Eving trug Trauer. In der Kolonie Kirdorf gleich neben dem Unglücksschacht war fast jede Familie betroffen, einige hatten mit Vater und Söhnen sogar mehrere Tote zu beklagen. Reichskanzler Luther besuchte einen Tag nach dem Unglück die Zeche. Tausende Dortmunder standen beim Trauerzug für die verunglückten Bergleute am 17. Februar 1925 Spalier. Wie groß die Anteilnahme der Bevölkerung am Schicksal der betroffenen Familien war, zeigt die Tatsache, dass bei einer Spendensammlung für die Hinterbliebenen 1,36 Millionen Reichsmark zusammenkamen.

Der lange Kampf gegen den Tod in der Grube

In einem langen Trauerzug wurden die 136 Opfer des Grubenunglücks auf Minister Stein zu Grabe getragen. © Frankl/Sammlung Beuchel

Und das Unglück hatte auch weitreichende Folgen. Schon Ende des 19. Jahrhunderts hatte der preußische Staat Schlagwetterkommissionen eingerichtet, um die Zahl der Grubenunglücke einzudämmen. Und 1908 war nahe der Zeche Gneisenau in Derne eine Versuchsstrecke eingerichtet worden, um Maßnahmen gegen Grubengas-Unglücke zu erproben.
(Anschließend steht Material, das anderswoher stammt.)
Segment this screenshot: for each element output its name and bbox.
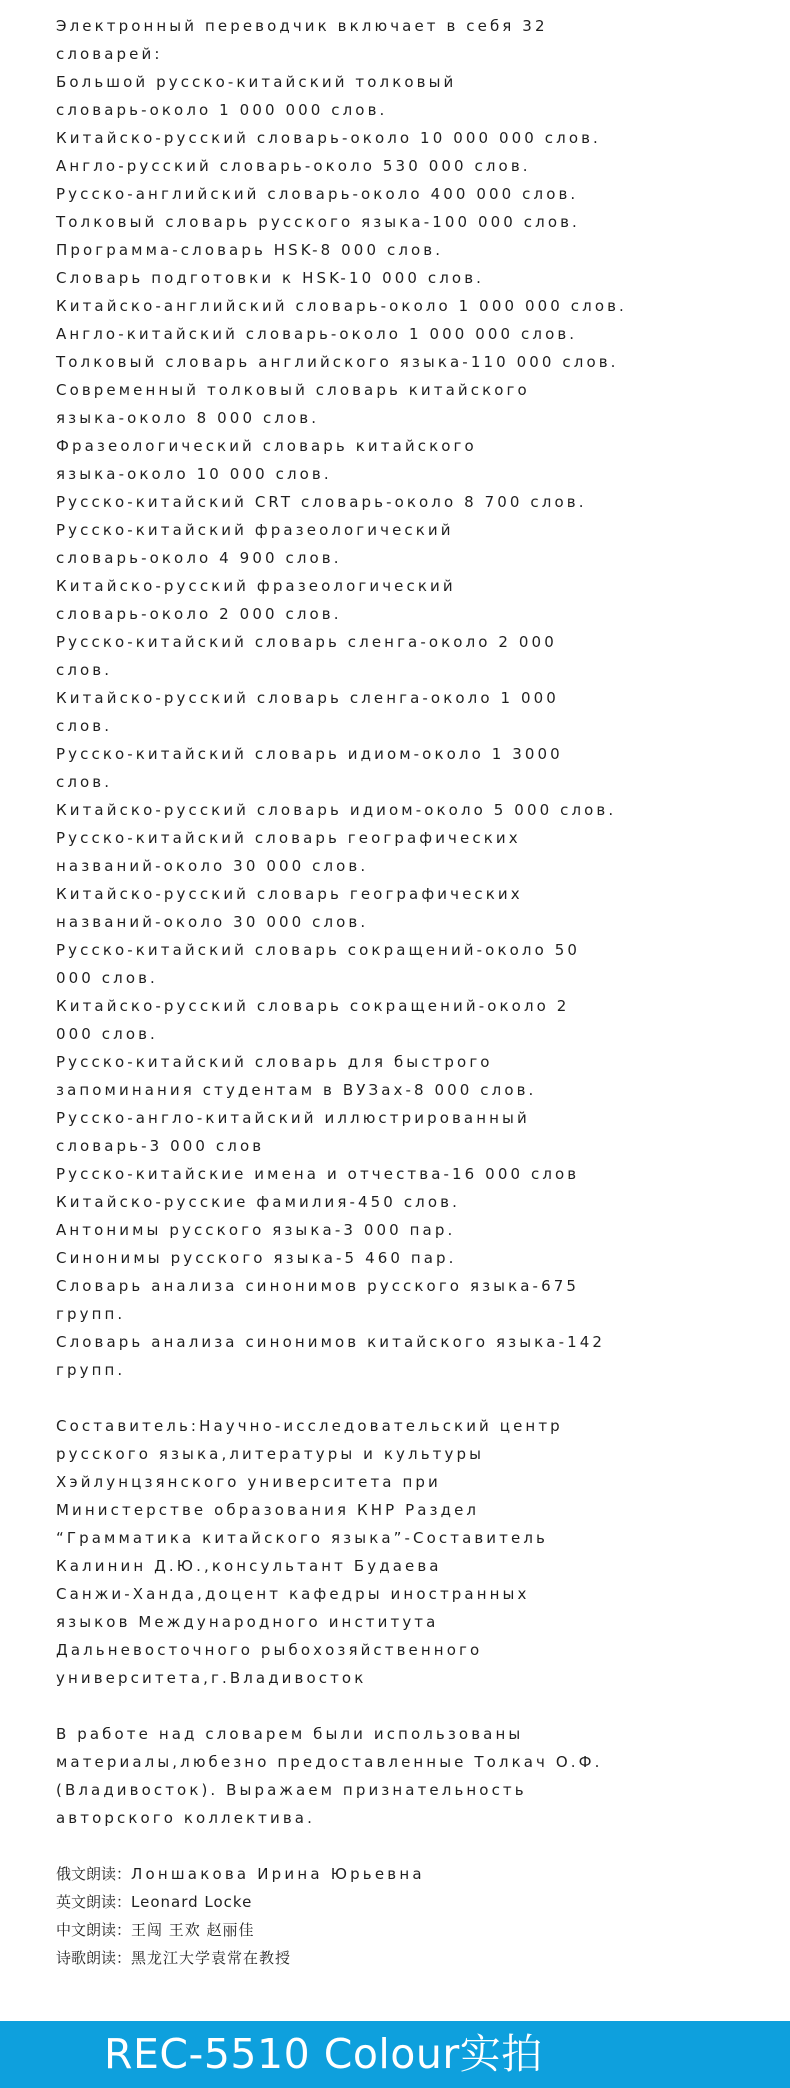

Nach dem Unglück auf Minister Stein wurden dann neue Bergpolizei-Verordnungen mit Explosionsschutz-Maßnahmen wie etwa Berieselungsanlagen zum Binden des Kohlenstaubs erlassen. 1927 wurde schließlich die Gründung einer Versuchsgrube beschlossen, in der unter Tage geforscht werden sollte. Nach Anfängen auf der Zeche Hibernia in Gelsenkirchen wurde 1942 die ehemalige Zeche Tremonia zwischen dem Kreuzviertel und Dorstfeld zur Versuchsgrube, die bis 1996 betrieben wurde.

Großer Beitrag zur Arbeitssicherheit

„Sowohl die Versuchsgrube Tremonia als auch die Versuchsstrecke in Dortmund-Derne haben im Verbund mit den einzelnen Organisationen des Grubenrettungswesens und weiteren Stellen seit den 1950er Jahren ein im internationalen Vergleich ambitioniertes System der Gefahrenprävention etabliert, das nicht nur im Explosionsschutz sehr erfolgreich gewirkt hat“, stellte Dr. Michael Farrenkopf, Leiter des Montanhistorischen Dokumentationszentrums am Deutschen Bergbaumuseum Bochum fest.

Ganz gebannt war die Gefahr aber auch in den letzten Jahrzehnten des Ruhrbergbaus nicht. Am 22. März 1979 ereignete sich auf der Zeche Hansa in Huckarde, wo es 1940 bereits ein Unglück mit 52 Toten und 1944 mit 95 Toten gegeben hatte, in 870 Metern Tiefe eine Schlagwetterexplosion, bei der sieben Bergleute starben. Es war das letzte Grubenunglück in Dortmund.